Dataset is collected from Kaggle: https://www.kaggle.com/datasets/mehmettahiraslan/customer-shopping-dataset.
The dataset contains shopping information from 10 different malls between 2021 and 2023 in Istanbul. The data gathered from various ages and genders to provide a comprehensive view of shopping habits in Istanbul.
invoice_no: Invoice number. Nominal. A combination of the letter 'I' and a 6-digit integer uniquely assigned to each operation. customer_id: Customer number. Nominal. A combination of the letter 'C' and a 6-digit integer uniquely assigned to each operation. gender: String variable of the customer's gender. age: Positive Integer variable of the customers age. category: String variable of the category of the purchased product. quantity: The quantities of each product (item) per transaction.

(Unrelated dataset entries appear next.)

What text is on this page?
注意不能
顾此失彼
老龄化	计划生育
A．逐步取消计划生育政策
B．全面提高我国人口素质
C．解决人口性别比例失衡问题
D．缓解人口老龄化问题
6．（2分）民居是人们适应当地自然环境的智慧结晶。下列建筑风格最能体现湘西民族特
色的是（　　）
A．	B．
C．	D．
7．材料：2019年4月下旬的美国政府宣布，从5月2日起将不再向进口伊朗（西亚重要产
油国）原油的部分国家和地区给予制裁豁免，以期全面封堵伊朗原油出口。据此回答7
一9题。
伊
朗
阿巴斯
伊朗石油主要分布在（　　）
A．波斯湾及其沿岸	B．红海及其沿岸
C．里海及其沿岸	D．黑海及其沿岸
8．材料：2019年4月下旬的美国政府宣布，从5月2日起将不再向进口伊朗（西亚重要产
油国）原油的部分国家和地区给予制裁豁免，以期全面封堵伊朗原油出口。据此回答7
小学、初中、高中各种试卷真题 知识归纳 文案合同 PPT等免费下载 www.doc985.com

Numeric. price: Unit price. Numeric. Product price per unit in Turkish Liras (TL). payment_method: String variable of the payment method (cash, credit card or debit card) used for the transaction. invoice_date: Invoice date. The day when a transaction was generated. shopping_mall: String variable of the name of the shopping mall where the transaction was made.
To understand the data using Python. Check any duplicate and null data.
Data cleaning by standardize the data format using Pandas.
Analysis each parameter data to gather information of data information of each parameter.
Analysis combined parameters to gather further information based on the dataset.
Analysis the dataset further through machine learning.